As for the presidential candidates, Mankiw said, Barack Obama, J.D. ’91, seemed to be saying that the market had run wild, inflicting on the public the downside of unfettered capitalism. Recalling his service from 2003 to 2005 as chair of the president's Council of Economic Advisers, Mankiw said that he had tried to rein in the government-sponsored Fannie Mae and Freddie Mac. Predecessors in the Clinton administration, he said, found the task impossible, too. This was a known "time bomb," he said, not a market problem. Nor was it simply a problem of lax underwriting standards for loans.

Of John McCain's emphasis on Wall Street "greed" and "corruption," Mankiw said, there was scant evidence that corruption was the problem. Many people made ill-advised bets, he said, but that was not criminal. And he suspected that greed would be a factor in the markets that any future administration would encounter.

Cabot professor of public policy Kenneth Rogoff, former chief economist and director of research for the International Monetary Fund, tried to put the "truly incredible" recent developments in some larger context.

The financial sector of the economy, he said, had become "bloated"—accounting for 7 to 8 percent of jobs (including insurance employees), but capturing 10 percent of wages and 30 percent of profits. Such evidently huge returns naturally attracted torrents of new investment, making the financial sector as a whole a bubble: "It is too big, it is not sustainable, it has to shrink" even beyond its already depleting ranks. The problem, he said, is not merely bad debts held by institutions, but "bad banks" themselves: the whole sector of financial enterprises begs to be restructured. (Rogoff noted that he had for several months forecast the collapse of at least one large investment bank, but even he was surprised at the near-collapse of nearly all the principal investment banks virtually overnight.)
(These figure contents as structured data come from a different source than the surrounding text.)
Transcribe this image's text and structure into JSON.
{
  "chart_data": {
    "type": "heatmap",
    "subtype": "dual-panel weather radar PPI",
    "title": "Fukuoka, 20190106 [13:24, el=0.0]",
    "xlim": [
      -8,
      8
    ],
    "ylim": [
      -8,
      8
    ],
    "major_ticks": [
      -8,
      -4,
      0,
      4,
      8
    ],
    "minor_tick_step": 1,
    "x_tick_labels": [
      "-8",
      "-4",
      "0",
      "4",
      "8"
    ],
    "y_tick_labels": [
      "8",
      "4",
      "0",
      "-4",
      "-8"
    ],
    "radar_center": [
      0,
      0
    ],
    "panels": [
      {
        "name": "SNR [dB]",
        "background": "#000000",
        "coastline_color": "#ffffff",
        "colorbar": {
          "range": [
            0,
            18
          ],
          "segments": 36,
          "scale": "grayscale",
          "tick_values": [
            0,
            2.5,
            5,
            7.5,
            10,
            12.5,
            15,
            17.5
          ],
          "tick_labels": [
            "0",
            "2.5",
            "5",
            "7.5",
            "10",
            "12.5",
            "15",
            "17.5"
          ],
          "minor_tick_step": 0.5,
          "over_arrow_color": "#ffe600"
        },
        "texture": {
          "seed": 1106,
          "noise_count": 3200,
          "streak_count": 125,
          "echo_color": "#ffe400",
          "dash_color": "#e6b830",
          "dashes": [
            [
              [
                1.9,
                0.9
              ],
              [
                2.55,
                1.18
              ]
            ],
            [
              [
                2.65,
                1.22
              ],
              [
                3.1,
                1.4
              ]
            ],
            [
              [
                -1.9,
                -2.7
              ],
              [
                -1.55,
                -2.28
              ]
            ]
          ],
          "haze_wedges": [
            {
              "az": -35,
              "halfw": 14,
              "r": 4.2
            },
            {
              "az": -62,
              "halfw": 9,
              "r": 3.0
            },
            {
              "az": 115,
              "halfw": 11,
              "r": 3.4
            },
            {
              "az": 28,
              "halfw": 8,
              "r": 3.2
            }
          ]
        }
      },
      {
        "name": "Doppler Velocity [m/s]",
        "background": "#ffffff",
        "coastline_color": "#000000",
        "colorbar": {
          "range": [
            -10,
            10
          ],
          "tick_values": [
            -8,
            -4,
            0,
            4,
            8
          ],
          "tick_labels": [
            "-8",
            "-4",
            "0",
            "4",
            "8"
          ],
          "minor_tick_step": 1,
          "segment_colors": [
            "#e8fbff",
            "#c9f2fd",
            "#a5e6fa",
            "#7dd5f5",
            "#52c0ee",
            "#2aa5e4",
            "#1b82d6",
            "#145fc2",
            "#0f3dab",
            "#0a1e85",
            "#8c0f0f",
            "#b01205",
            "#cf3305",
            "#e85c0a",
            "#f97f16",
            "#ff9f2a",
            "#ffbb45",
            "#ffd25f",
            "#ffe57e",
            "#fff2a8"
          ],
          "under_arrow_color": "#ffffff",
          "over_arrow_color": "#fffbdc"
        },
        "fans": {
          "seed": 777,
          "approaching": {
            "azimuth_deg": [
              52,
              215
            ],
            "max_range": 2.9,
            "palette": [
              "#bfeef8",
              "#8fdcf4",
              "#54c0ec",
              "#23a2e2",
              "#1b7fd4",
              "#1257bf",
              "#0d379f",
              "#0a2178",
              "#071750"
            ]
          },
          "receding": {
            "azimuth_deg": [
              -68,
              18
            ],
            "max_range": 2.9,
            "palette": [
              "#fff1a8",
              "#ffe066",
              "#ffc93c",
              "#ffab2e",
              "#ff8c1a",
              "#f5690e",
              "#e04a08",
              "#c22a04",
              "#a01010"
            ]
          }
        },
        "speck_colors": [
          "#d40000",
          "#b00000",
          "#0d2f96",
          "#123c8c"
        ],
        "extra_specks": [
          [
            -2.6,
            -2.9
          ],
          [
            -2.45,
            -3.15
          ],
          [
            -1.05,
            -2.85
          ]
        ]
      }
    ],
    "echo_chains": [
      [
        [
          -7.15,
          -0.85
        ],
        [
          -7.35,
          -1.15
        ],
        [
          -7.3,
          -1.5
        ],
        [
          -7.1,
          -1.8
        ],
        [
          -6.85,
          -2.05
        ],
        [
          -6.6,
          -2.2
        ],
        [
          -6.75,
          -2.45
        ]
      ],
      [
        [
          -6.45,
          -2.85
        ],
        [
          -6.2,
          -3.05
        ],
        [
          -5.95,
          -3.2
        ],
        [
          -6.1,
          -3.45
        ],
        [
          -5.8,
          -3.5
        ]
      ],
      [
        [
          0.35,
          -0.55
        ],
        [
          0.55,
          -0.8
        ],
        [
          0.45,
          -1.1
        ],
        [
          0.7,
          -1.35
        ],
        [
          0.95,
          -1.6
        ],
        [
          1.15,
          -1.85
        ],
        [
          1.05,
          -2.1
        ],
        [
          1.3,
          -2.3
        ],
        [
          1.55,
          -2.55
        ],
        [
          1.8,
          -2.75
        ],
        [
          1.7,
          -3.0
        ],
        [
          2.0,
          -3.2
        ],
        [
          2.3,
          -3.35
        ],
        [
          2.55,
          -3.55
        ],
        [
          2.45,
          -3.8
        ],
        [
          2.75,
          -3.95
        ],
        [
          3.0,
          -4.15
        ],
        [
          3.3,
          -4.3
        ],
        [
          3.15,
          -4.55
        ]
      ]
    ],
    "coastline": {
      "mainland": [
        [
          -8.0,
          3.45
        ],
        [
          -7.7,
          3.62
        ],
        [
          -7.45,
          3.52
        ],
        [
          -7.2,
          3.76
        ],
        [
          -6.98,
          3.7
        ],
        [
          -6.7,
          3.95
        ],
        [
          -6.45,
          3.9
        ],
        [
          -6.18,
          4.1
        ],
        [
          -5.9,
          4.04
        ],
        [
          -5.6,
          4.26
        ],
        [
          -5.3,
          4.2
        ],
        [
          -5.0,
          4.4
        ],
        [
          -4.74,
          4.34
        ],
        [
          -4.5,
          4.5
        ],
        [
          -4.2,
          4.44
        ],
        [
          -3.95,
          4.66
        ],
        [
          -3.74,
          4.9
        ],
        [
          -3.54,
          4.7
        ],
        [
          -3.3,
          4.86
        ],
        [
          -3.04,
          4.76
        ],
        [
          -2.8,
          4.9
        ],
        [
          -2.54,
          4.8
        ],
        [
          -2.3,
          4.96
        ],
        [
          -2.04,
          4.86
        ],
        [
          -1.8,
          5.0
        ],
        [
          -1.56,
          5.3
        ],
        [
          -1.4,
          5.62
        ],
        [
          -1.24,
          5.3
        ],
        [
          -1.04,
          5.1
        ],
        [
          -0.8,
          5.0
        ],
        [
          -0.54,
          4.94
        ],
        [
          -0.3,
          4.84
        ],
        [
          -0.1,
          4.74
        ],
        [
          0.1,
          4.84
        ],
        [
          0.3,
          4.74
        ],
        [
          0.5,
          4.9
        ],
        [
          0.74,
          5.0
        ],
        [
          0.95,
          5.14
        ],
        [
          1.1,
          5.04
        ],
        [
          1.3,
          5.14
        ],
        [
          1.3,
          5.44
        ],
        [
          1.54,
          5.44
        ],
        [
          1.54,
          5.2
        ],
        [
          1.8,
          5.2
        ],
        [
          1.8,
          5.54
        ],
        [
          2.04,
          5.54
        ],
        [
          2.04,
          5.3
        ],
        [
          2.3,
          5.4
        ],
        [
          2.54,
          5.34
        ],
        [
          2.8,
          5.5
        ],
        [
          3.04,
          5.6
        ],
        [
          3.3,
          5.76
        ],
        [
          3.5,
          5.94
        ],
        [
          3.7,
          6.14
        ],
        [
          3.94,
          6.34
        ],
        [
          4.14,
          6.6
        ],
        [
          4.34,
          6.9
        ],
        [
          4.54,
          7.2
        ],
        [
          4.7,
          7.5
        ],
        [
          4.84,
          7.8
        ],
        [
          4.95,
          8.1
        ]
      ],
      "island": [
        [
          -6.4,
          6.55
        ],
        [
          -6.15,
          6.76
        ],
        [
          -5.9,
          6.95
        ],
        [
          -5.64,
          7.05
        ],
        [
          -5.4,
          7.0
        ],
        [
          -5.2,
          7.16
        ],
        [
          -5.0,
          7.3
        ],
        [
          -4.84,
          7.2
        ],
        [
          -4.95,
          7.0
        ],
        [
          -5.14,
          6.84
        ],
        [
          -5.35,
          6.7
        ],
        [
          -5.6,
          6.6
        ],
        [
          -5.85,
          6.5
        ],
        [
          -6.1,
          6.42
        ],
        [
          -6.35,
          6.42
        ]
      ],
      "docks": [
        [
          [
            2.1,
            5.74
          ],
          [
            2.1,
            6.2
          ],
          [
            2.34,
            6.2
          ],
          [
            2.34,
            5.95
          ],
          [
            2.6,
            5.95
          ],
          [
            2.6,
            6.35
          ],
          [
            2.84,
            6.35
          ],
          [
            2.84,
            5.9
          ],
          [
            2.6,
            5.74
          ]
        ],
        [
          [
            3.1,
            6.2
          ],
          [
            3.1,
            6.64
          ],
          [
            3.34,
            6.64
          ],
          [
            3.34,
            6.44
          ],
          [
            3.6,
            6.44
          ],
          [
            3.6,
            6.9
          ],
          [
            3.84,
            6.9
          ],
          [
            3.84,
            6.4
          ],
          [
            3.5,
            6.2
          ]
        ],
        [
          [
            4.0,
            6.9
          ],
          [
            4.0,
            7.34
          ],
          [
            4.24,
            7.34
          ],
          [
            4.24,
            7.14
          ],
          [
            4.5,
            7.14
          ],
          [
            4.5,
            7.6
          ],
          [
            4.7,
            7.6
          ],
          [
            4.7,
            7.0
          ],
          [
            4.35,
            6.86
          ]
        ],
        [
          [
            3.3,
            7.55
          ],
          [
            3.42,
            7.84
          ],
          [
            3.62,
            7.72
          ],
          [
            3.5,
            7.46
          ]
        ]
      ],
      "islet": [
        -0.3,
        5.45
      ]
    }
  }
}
Much as auto makers or steel companies in the past argued that they were basic to the economy and therefore required federal support, he said, today the "country is being ransomed by the financial sector" in the demand for the $700-billion bailout, which would have the effect of maintaining management salaries, bidding up the prices of stock and bond holdings in their companies' portfolios, and so on. Today, unlike during the Great Depression, Rogoff argued, the shrinkage of such institutions would be "not unproductive" for the economy as a whole. (As an aside, he noted that all those Harvard students who marched off to investment banking "will be freed to go into other activities.") Given the difficulties of conducting auctions to buy distressed assets with the government's largess without letting excess funds leak back into the financial sector, Rogoff was sympathetic with Warren's argument for focusing on the needs of homeowners.

In international perspective, he said, the United States "has been running spectacular deficits" for 15 years or more. The availability of foreign funds has enabled the country to keep interest rates low—maintaining abundant liquidity—but has exposed the fragility of the system if federal budget deficits balloon. In the present instance, he said, the issue becomes a question of whether Beijing wishes to lend the United States $700 billion to repair American financial institutions. Americans aren't immediately going to be the source of those funds, he noted: "We're supposed to keep consuming." In other words, the country is saying, "We borrowed too much, we screwed up, so we're going to fix it by borrowing more."

He said a better strategy was required—but not at the expense of excessive regulation that would choke off innovation, one of the few flagships of American economic growth and strength in recent decades (a point also made by Merton at HBS on September 23, and again after Rogoff's presentation). After the dot.com bust of 2000-2001, Rogoff said, the technology sector regained its footing. Today, it is equally important not to overreact, so that a dynamic financial sector, corrected by "tough love," can resume its proper and important role in the economy and in future growth.